What will Planet Nine mean? I have no specific ideas, but I do know that the discovery of planets has always been a real punctuation mark in human history. Famously, we have the correlation between the discovery of Uranus and revolutions in government and science and culture. We have Neptune’s discovery linked to spiritualism, populist revolution, and so on. Pluto linked so obviously to psychology—and the possibility of Armageddon. Big subjects—and no doubt Planet Nine, ten times more massive than Earth and likely to be discovered within the next year or two, will correlate with a similarly massive paradigm shift.
We astrologers will of course wait with bated breath for the announcement of the mythic name of this new world. That’s because—with the glaring exception of Uranus—those names have provided one of the most reliable demonstrations of synchronicity available to those who pay attention to such things.

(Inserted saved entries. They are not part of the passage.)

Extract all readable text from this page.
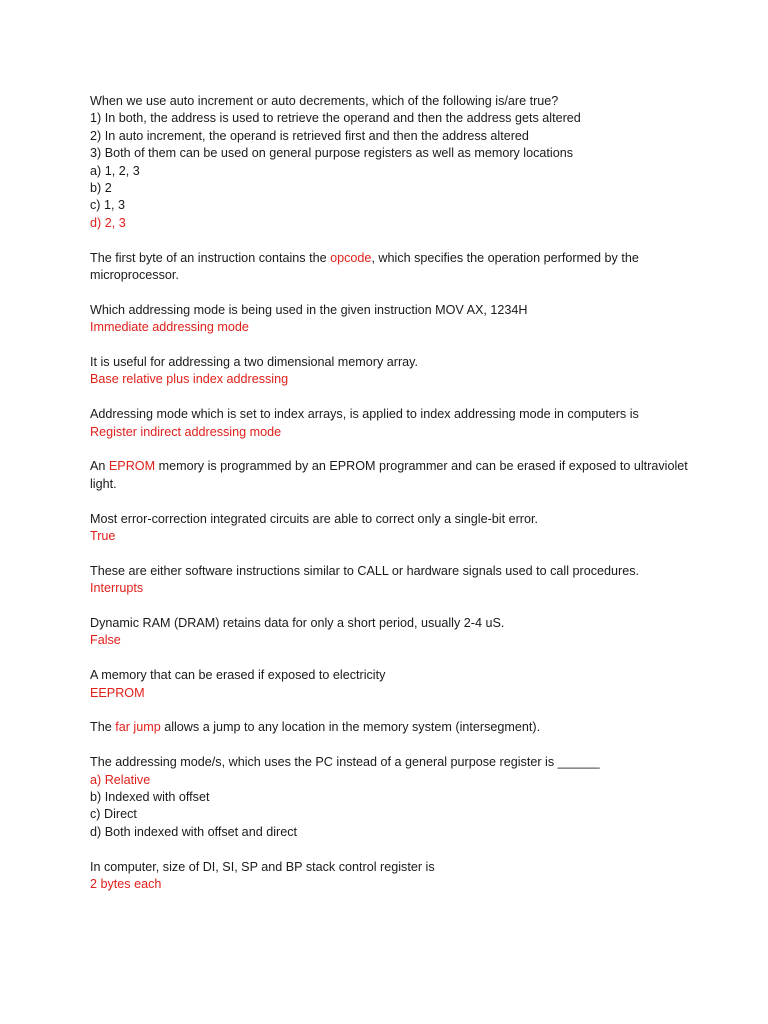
When we use auto increment or auto decrements, which of the following is/are true?
1) In both, the address is used to retrieve the operand and then the address gets altered
2) In auto increment, the operand is retrieved first and then the address altered
3) Both of them can be used on general purpose registers as well as memory locations
a) 1, 2, 3
b) 2
c) 1, 3
d) 2, 3
The first byte of an instruction contains the opcode, which specifies the operation performed by the microprocessor.
Which addressing mode is being used in the given instruction MOV AX, 1234H
Immediate addressing mode
It is useful for addressing a two dimensional memory array.
Base relative plus index addressing
Addressing mode which is set to index arrays, is applied to index addressing mode in computers is
Register indirect addressing mode
An EPROM memory is programmed by an EPROM programmer and can be erased if exposed to ultraviolet light.
Most error-correction integrated circuits are able to correct only a single-bit error.
True
These are either software instructions similar to CALL or hardware signals used to call procedures.
Interrupts
Dynamic RAM (DRAM) retains data for only a short period, usually 2-4 uS.
False
A memory that can be erased if exposed to electricity
EEPROM
The far jump allows a jump to any location in the memory system (intersegment).
The addressing mode/s, which uses the PC instead of a general purpose register is ______
a) Relative
b) Indexed with offset
c) Direct
d) Both indexed with offset and direct
In computer, size of DI, SI, SP and BP stack control register is
2 bytes each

I’m dying to see where this new planet falls in my own chart. I bet you are too. And that’s nothing to apologize for—our own heads and hearts are always the primary laboratory. Then we will start plugging the planet into the charts of famous people. Planet Nine is so slow in its long, long orbit that it will tend, of course, to barely move over generations. Your whole senior class has it in the same degree. But someone you know will have it conjunct the Ascendant and someone else opposed to the Moon. And, together, we, the tribe of astrologers, will figure it out. And we will give thanks for being alive, and for being astrologers, at such an exciting moment.
Remember: this puppy is four hundred times more massive than Pluto! It will change everything.